Other instruments, of course roughly fashioned, were also manufactured; blades for planes, axes, hatchets, pieces of steel to be transformed into saws, chisels; then iron for spades, pickaxes, hammers, nails, etc. At last, on the 5th of May, the metallic period ended, the smiths returned to the Chimneys, and new work would soon authorize them to take a fresh title.
Chapter 16
It was the 6th of May, a day which corresponds to the 6th of November in the countries of the Northern Hemisphere. The sky had been obscured for some days, and it was of importance to make preparations for the winter. However, the temperature was not as yet much lower, and a centigrade thermometer, transported to Lincoln Island, would still have marked an average of ten to twelve degrees above zero. This was not surprising, since Lincoln Island, probably situated between the thirty-fifth and fortieth parallel, would be subject, in the Southern Hemisphere, to the same climate as Sicily or Greece in the Northern Hemisphere. But as Greece and Sicily have severe cold, producing snow and ice, so doubtless would Lincoln Island in the severest part of the winter and it was advisable to provide against it.

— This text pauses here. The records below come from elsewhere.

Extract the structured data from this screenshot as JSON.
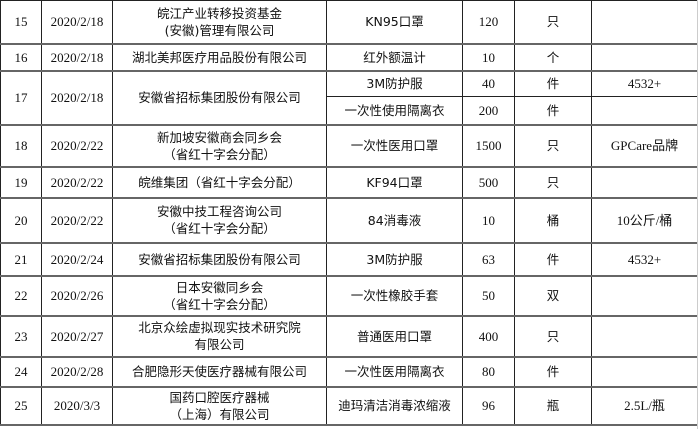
{
  "rows": [
    {
      "no": "15",
      "date": "2020/2/18",
      "donor": [
        "皖江产业转移投资基金",
        "(安徽)管理有限公司"
      ],
      "items": [
        {
          "name": "KN95口罩",
          "qty": "120",
          "unit": "只",
          "note": ""
        }
      ]
    },
    {
      "no": "16",
      "date": "2020/2/18",
      "donor": [
        "湖北美邦医疗用品股份有限公司"
      ],
      "items": [
        {
          "name": "红外额温计",
          "qty": "10",
          "unit": "个",
          "note": ""
        }
      ]
    },
    {
      "no": "17",
      "date": "2020/2/18",
      "donor": [
        "安徽省招标集团股份有限公司"
      ],
      "items": [
        {
          "name": "3M防护服",
          "qty": "40",
          "unit": "件",
          "note": "4532+"
        },
        {
          "name": "一次性使用隔离衣",
          "qty": "200",
          "unit": "件",
          "note": ""
        }
      ]
    },
    {
      "no": "18",
      "date": "2020/2/22",
      "donor": [
        "新加坡安徽商会同乡会",
        "（省红十字会分配）"
      ],
      "items": [
        {
          "name": "一次性医用口罩",
          "qty": "1500",
          "unit": "只",
          "note": "GPCare品牌"
        }
      ]
    },
    {
      "no": "19",
      "date": "2020/2/22",
      "donor": [
        "皖维集团（省红十字会分配）"
      ],
      "items": [
        {
          "name": "KF94口罩",
          "qty": "500",
          "unit": "只",
          "note": ""
        }
      ]
    },
    {
      "no": "20",
      "date": "2020/2/22",
      "donor": [
        "安徽中技工程咨询公司",
        "（省红十字会分配）"
      ],
      "items": [
        {
          "name": "84消毒液",
          "qty": "10",
          "unit": "桶",
          "note": "10公斤/桶"
        }
      ]
    },
    {
      "no": "21",
      "date": "2020/2/24",
      "donor": [
        "安徽省招标集团股份有限公司"
      ],
      "items": [
        {
          "name": "3M防护服",
          "qty": "63",
          "unit": "件",
          "note": "4532+"
        }
      ]
    },
    {
      "no": "22",
      "date": "2020/2/26",
      "donor": [
        "日本安徽同乡会",
        "（省红十字会分配）"
      ],
      "items": [
        {
          "name": "一次性橡胶手套",
          "qty": "50",
          "unit": "双",
          "note": ""
        }
      ]
    },
    {
      "no": "23",
      "date": "2020/2/27",
      "donor": [
        "北京众绘虚拟现实技术研究院",
        "有限公司"
      ],
      "items": [
        {
          "name": "普通医用口罩",
          "qty": "400",
          "unit": "只",
          "note": ""
        }
      ]
    },
    {
      "no": "24",
      "date": "2020/2/28",
      "donor": [
        "合肥隐形天使医疗器械有限公司"
      ],
      "items": [
        {
          "name": "一次性医用隔离衣",
          "qty": "80",
          "unit": "件",
          "note": ""
        }
      ]
    },
    {
      "no": "25",
      "date": "2020/3/3",
      "donor": [
        "国药口腔医疗器械",
        "（上海）有限公司"
      ],
      "items": [
        {
          "name": "迪玛清洁消毒浓缩液",
          "qty": "96",
          "unit": "瓶",
          "note": "2.5L/瓶"
        }
      ]
    }
  ]
}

In any case if cold did not yet threaten them, the rainy season would begin, and on this lonely island, exposed to all the fury of the elements, in mid-ocean, bad weather would be frequent, and probably terrible. The question of a more comfortable dwelling than the Chimneys must therefore be seriously considered and promptly resolved on.
Pencroft, naturally, had some predilection for the retreat which he had discovered, but he well understood that another must be found.